Edina Füsti

Personal information
- Nationality: Hungary
- Born: 24 June 1982 (age 44) Ózd, Hungary
- Height: 1.64 m (5 ft 4+1⁄2 in)
- Weight: 50 kg (110 lb)

Sport
- Sport: Athletics
- Event: Race walking
- Club: Tatabányai SC

Achievements and titles
- Personal bests: 10 km walk: 47:25 (2008) 20 km walk: 1:34:07 (2012)

= Edina Füsti =

Hungarian race walker

Edina Füsti (born 24 June 1982 in Ózd) is a female Hungarian race walker. She is a six-time national champion (2002–2007) for the 20 km race walk. Fusti made her official debut for the 2004 Summer Olympics in Athens, where she placed forty-fourth in the women's 20 km race walk, with a time of 1:39:45.

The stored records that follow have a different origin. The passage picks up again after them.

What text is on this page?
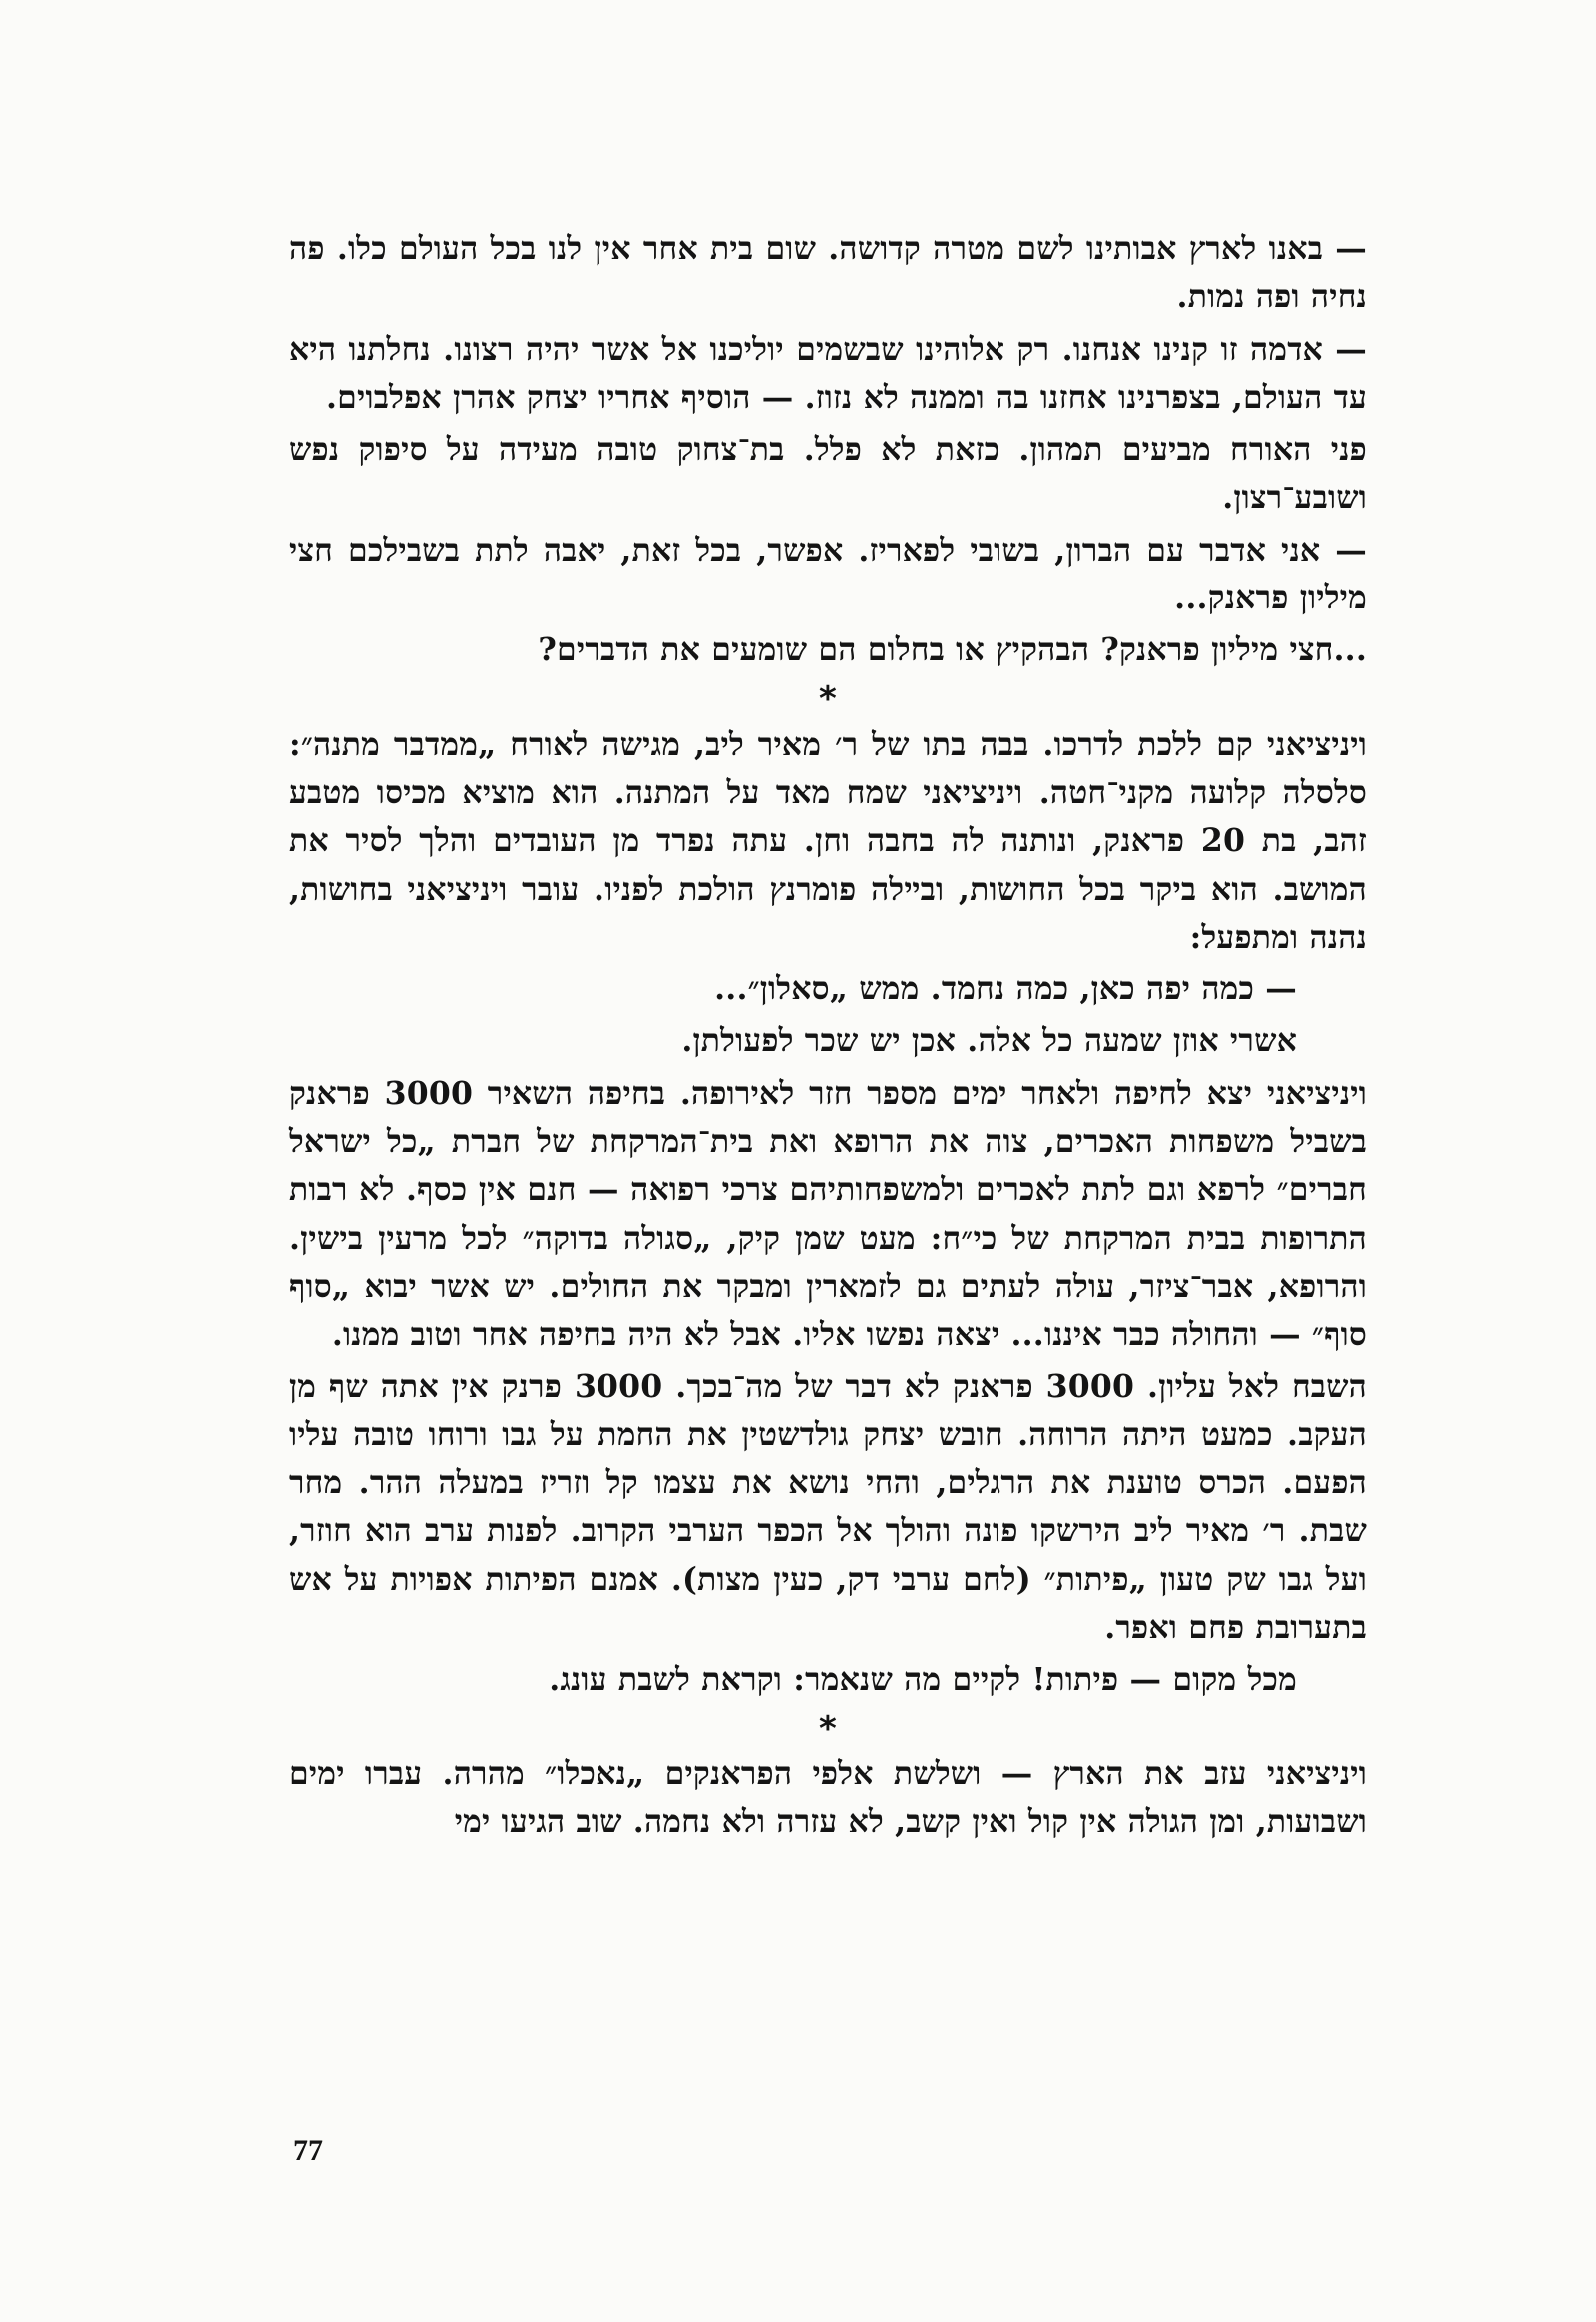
— באנו לארץ אבותינו לשם מטרה קדושה. שום בית אחר אין לנו בכל העולם כלו. פה נחיה ופה נמות.

— אדמה זו קנינו אנחנו. רק אלוהינו שבשמים יוליכנו אל אשר יהיה רצונו. נחלתנו היא עד העולם, בצפרנינו אחזנו בה וממנה לא נזוז. — הוסיף אחריו יצחק אהרן אפלבוים.

פני האורח מביעים תמהון. כזאת לא פלל. בת־צחוק טובה מעידה על סיפוק נפש ושובע־רצון.

— אני אדבר עם הברון, בשובי לפאריז. אפשר, בכל זאת, יאבה לתת בשבילכם חצי מיליון פראנק...

...חצי מיליון פראנק? הבהקיץ או בחלום הם שומעים את הדברים?

*

ויניציאני קם ללכת לדרכו. בבה בתו של ר׳ מאיר ליב, מגישה לאורח „ממדבר מתנה״: סלסלה קלועה מקני־חטה. ויניציאני שמח מאד על המתנה. הוא מוציא מכיסו מטבע זהב, בת 20 פראנק, ונותנה לה בחבה וחן. עתה נפרד מן העובדים והלך לסיר את המושב. הוא ביקר בכל החושות, ובײלה פומרנץ הולכת לפניו. עובר ויניציאני בחושות, נהנה ומתפעל:

— כמה יפה כאן, כמה נחמד. ממש „סאלון״...

אשרי אוזן שמעה כל אלה. אכן יש שכר לפעולתן.

ויניציאני יצא לחיפה ולאחר ימים מספר חזר לאירופה. בחיפה השאיר 3000 פראנק בשביל משפחות האכרים, צוה את הרופא ואת בית־המרקחת של חברת „כל ישראל חברים״ לרפא וגם לתת לאכרים ולמשפחותיהם צרכי רפואה — חנם אין כסף. לא רבות התרופות בבית המרקחת של כי״ח: מעט שמן קיק, „סגולה בדוקה״ לכל מרעין בישין. והרופא, אבר־ציזר, עולה לעתים גם לזמארין ומבקר את החולים. יש אשר יבוא „סוף סוף״ — והחולה כבר איננו... יצאה נפשו אליו. אבל לא היה בחיפה אחר וטוב ממנו.

השבח לאל עליון. 3000 פראנק לא דבר של מה־בכך. 3000 פרנק אין אתה שף מן העקב. כמעט היתה הרוחה. חובש יצחק גולדשטין את החמת על גבו ורוחו טובה עליו הפעם. הכרס טוענת את הרגלים, והחי נושא את עצמו קל וזריז במעלה ההר. מחר שבת. ר׳ מאיר ליב הירשקו פונה והולך אל הכפר הערבי הקרוב. לפנות ערב הוא חוזר, ועל גבו שק טעון „פיתות״ (לחם ערבי דק, כעין מצות). אמנם הפיתות אפויות על אש בתערובת פחם ואפר.

מכל מקום — פיתות! לקיים מה שנאמר: וקראת לשבת עונג.

*

ויניציאני עזב את הארץ — ושלשת אלפי הפראנקים „נאכלו״ מהרה. עברו ימים ושבועות, ומן הגולה אין קול ואין קשב, לא עזרה ולא נחמה. שוב הגיעו ימי

77
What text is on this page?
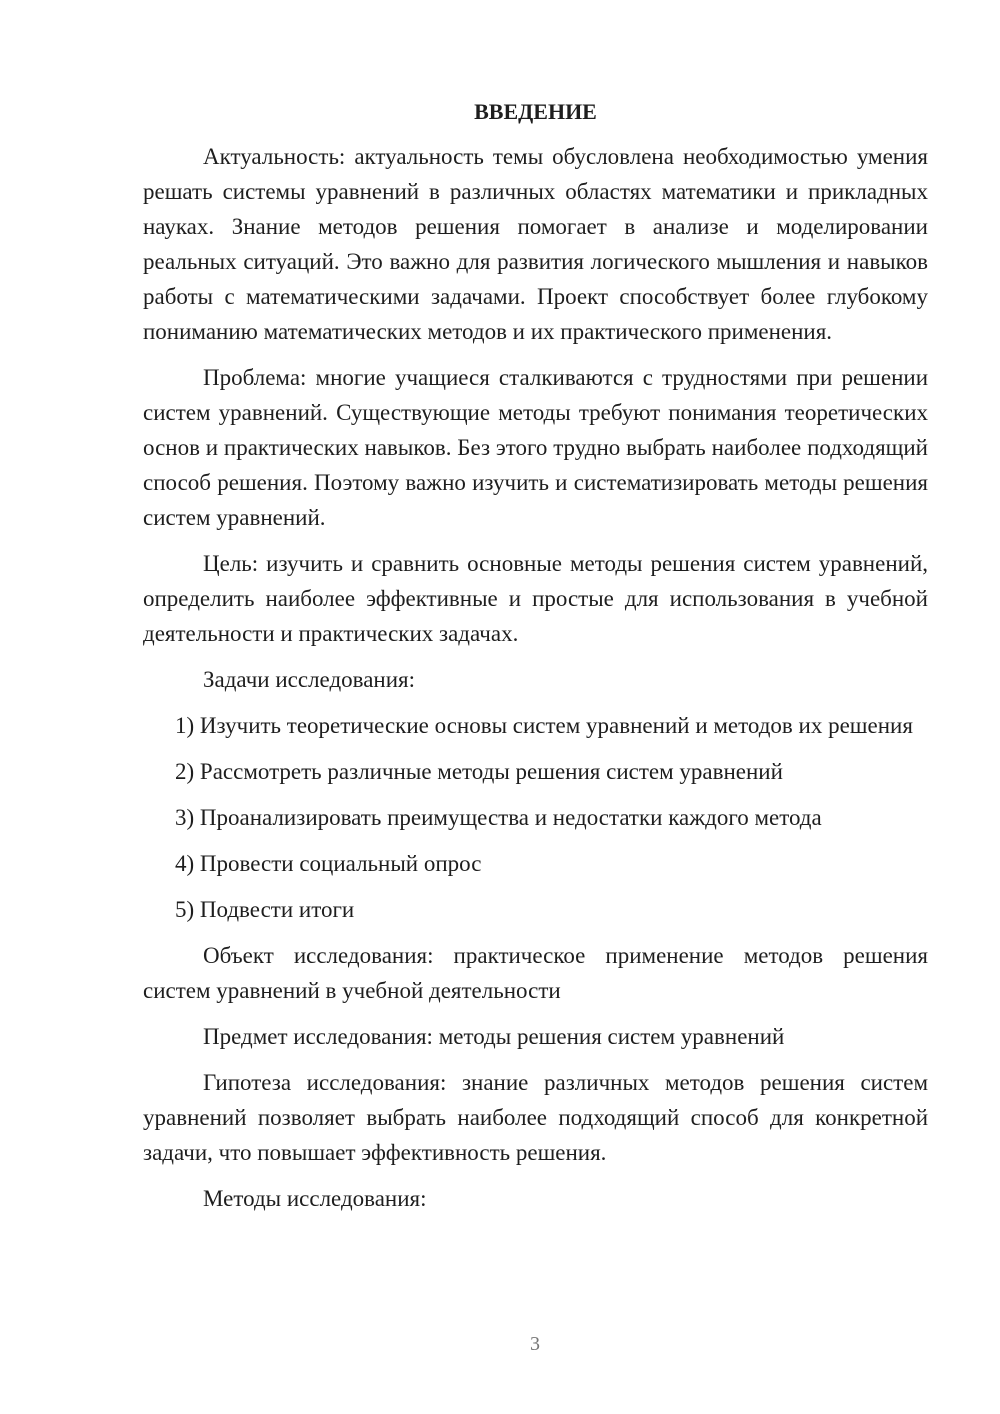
ВВЕДЕНИЕ

Актуальность: актуальность темы обусловлена необходимостью умения решать системы уравнений в различных областях математики и прикладных науках. Знание методов решения помогает в анализе и моделировании реальных ситуаций. Это важно для развития логического мышления и навыков работы с математическими задачами. Проект способствует более глубокому пониманию математических методов и их практического применения.

Проблема: многие учащиеся сталкиваются с трудностями при решении систем уравнений. Существующие методы требуют понимания теоретических основ и практических навыков. Без этого трудно выбрать наиболее подходящий способ решения. Поэтому важно изучить и систематизировать методы решения систем уравнений.

Цель: изучить и сравнить основные методы решения систем уравнений, определить наиболее эффективные и простые для использования в учебной деятельности и практических задачах.

Задачи исследования:

1) Изучить теоретические основы систем уравнений и методов их решения

2) Рассмотреть различные методы решения систем уравнений

3) Проанализировать преимущества и недостатки каждого метода

4) Провести социальный опрос

5) Подвести итоги

Объект исследования: практическое применение методов решения систем уравнений в учебной деятельности

Предмет исследования: методы решения систем уравнений

Гипотеза исследования: знание различных методов решения систем уравнений позволяет выбрать наиболее подходящий способ для конкретной задачи, что повышает эффективность решения.

Методы исследования:

3
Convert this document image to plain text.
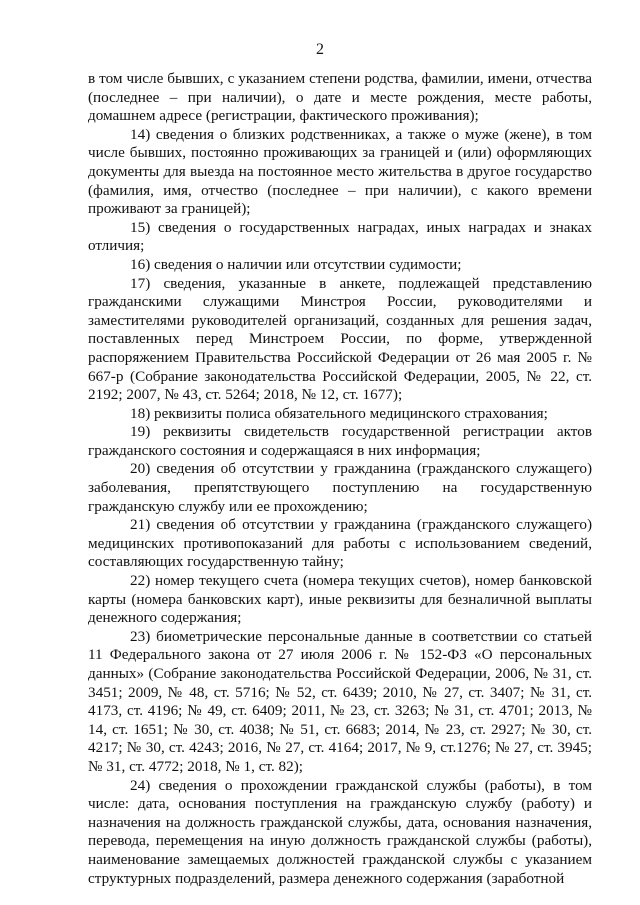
2

в том числе бывших, с указанием степени родства, фамилии, имени, отчества (последнее – при наличии), о дате и месте рождения, месте работы, домашнем адресе (регистрации, фактического проживания);

14) сведения о близких родственниках, а также о муже (жене), в том числе бывших, постоянно проживающих за границей и (или) оформляющих документы для выезда на постоянное место жительства в другое государство (фамилия, имя, отчество (последнее – при наличии), с какого времени проживают за границей);

15) сведения о государственных наградах, иных наградах и знаках отличия;

16) сведения о наличии или отсутствии судимости;

17) сведения, указанные в анкете, подлежащей представлению гражданскими служащими Минстроя России, руководителями и заместителями руководителей организаций, созданных для решения задач, поставленных перед Минстроем России, по форме, утвержденной распоряжением Правительства Российской Федерации от 26 мая 2005 г. № 667-р (Собрание законодательства Российской Федерации, 2005, № 22, ст. 2192; 2007, № 43, ст. 5264; 2018, № 12, ст. 1677);

18) реквизиты полиса обязательного медицинского страхования;

19) реквизиты свидетельств государственной регистрации актов гражданского состояния и содержащаяся в них информация;

20) сведения об отсутствии у гражданина (гражданского служащего) заболевания, препятствующего поступлению на государственную гражданскую службу или ее прохождению;

21) сведения об отсутствии у гражданина (гражданского служащего) медицинских противопоказаний для работы с использованием сведений, составляющих государственную тайну;

22) номер текущего счета (номера текущих счетов), номер банковской карты (номера банковских карт), иные реквизиты для безналичной выплаты денежного содержания;

23) биометрические персональные данные в соответствии со статьей 11 Федерального закона от 27 июля 2006 г. № 152-ФЗ «О персональных данных» (Собрание законодательства Российской Федерации, 2006, № 31, ст. 3451; 2009, № 48, ст. 5716; № 52, ст. 6439; 2010, № 27, ст. 3407; № 31, ст. 4173, ст. 4196; № 49, ст. 6409; 2011, № 23, ст. 3263; № 31, ст. 4701; 2013, № 14, ст. 1651; № 30, ст. 4038; № 51, ст. 6683; 2014, № 23, ст. 2927; № 30, ст. 4217; № 30, ст. 4243; 2016, № 27, ст. 4164; 2017, № 9, ст.1276; № 27, ст. 3945; № 31, ст. 4772; 2018, № 1, ст. 82);

24) сведения о прохождении гражданской службы (работы), в том числе: дата, основания поступления на гражданскую службу (работу) и назначения на должность гражданской службы, дата, основания назначения, перевода, перемещения на иную должность гражданской службы (работы), наименование замещаемых должностей гражданской службы с указанием структурных подразделений, размера денежного содержания (заработной
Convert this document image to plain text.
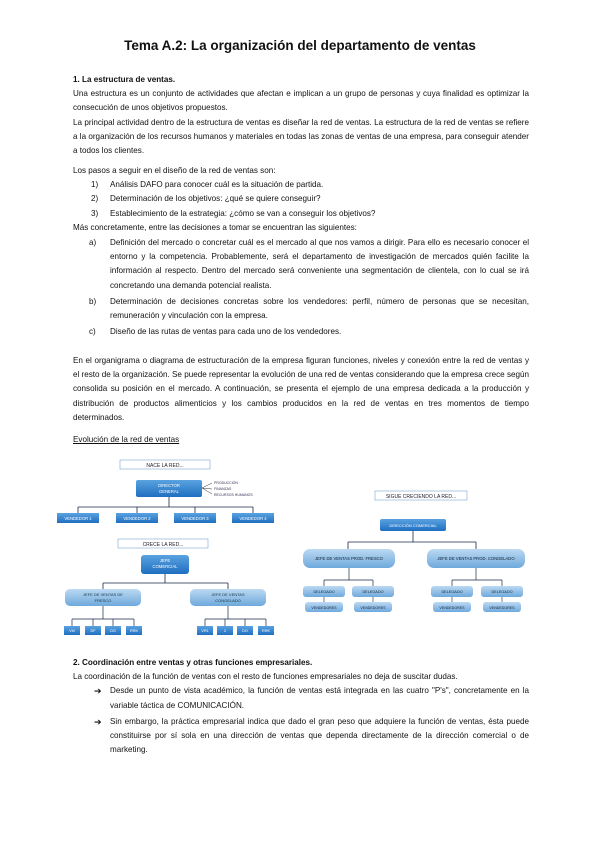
Tema A.2: La organización del departamento de ventas

1. La estructura de ventas.

Una estructura es un conjunto de actividades que afectan e implican a un grupo de personas y cuya finalidad es optimizar la consecución de unos objetivos propuestos.

La principal actividad dentro de la estructura de ventas es diseñar la red de ventas. La estructura de la red de ventas se refiere a la organización de los recursos humanos y materiales en todas las zonas de ventas de una empresa, para conseguir atender a todos los clientes.

Los pasos a seguir en el diseño de la red de ventas son:

1) Análisis DAFO para conocer cuál es la situación de partida.
2) Determinación de los objetivos: ¿qué se quiere conseguir?
3) Establecimiento de la estrategia: ¿cómo se van a conseguir los objetivos?

Más concretamente, entre las decisiones a tomar se encuentran las siguientes:

a) Definición del mercado o concretar cuál es el mercado al que nos vamos a dirigir. Para ello es necesario conocer el entorno y la competencia. Probablemente, será el departamento de investigación de mercados quién facilite la información al respecto. Dentro del mercado será conveniente una segmentación de clientela, con lo cual se irá concretando una demanda potencial realista.
b) Determinación de decisiones concretas sobre los vendedores: perfil, número de personas que se necesitan, remuneración y vinculación con la empresa.
c) Diseño de las rutas de ventas para cada uno de los vendedores.

En el organigrama o diagrama de estructuración de la empresa figuran funciones, niveles y conexión entre la red de ventas y el resto de la organización. Se puede representar la evolución de una red de ventas considerando que la empresa crece según consolida su posición en el mercado. A continuación, se presenta el ejemplo de una empresa dedicada a la producción y distribución de productos alimenticios y los cambios producidos en la red de ventas en tres momentos de tiempo determinados.

Evolución de la red de ventas

NACE LA RED...
DIRECTOR
GENERAL
PRODUCCIÓN
FINANZAS
RECURSOS HUMANOS
VENDEDOR 1	VENDEDOR 2	VENDEDOR 3	VENDEDOR 4
CRECE LA RED...
JEFE
COMERCIAL
JEFE DE VENTAS DE
FRESCO
JEFE DE VENTAS
CONGELADO
VM	DF	DG	RRK	VR1	2	DO	RRK
SIGUE CRECIENDO LA RED...
DIRECCIÓN COMERCIAL
JEFE DE VENTAS PROD. FRESCO	JEFE DE VENTAS PROD. CONGELADO
DELEGADO	DELEGADO	DELEGADO	DELEGADO
VENDEDORES	VENDEDORES	VENDEDORES	VENDEDORES

2. Coordinación entre ventas y otras funciones empresariales.

La coordinación de la función de ventas con el resto de funciones empresariales no deja de suscitar dudas.

➔ Desde un punto de vista académico, la función de ventas está integrada en las cuatro "P's", concretamente en la variable táctica de COMUNICACIÓN.
➔ Sin embargo, la práctica empresarial indica que dado el gran peso que adquiere la función de ventas, ésta puede constituirse por sí sola en una dirección de ventas que dependa directamente de la dirección comercial o de marketing.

At the 2008 Summer Olympics in Beijing, Fusti competed for the second time in the 20 km race walk. Despite the tumultuous weather, she was able to finish and complete the race in thirty-ninth place by nearly eleven seconds behind El Salvador's Veronica Colindres, with her fastest possible time of 1:37:03.

Fusti is also a member of Tatabányai SC, being coached and trained by Antal Kiss.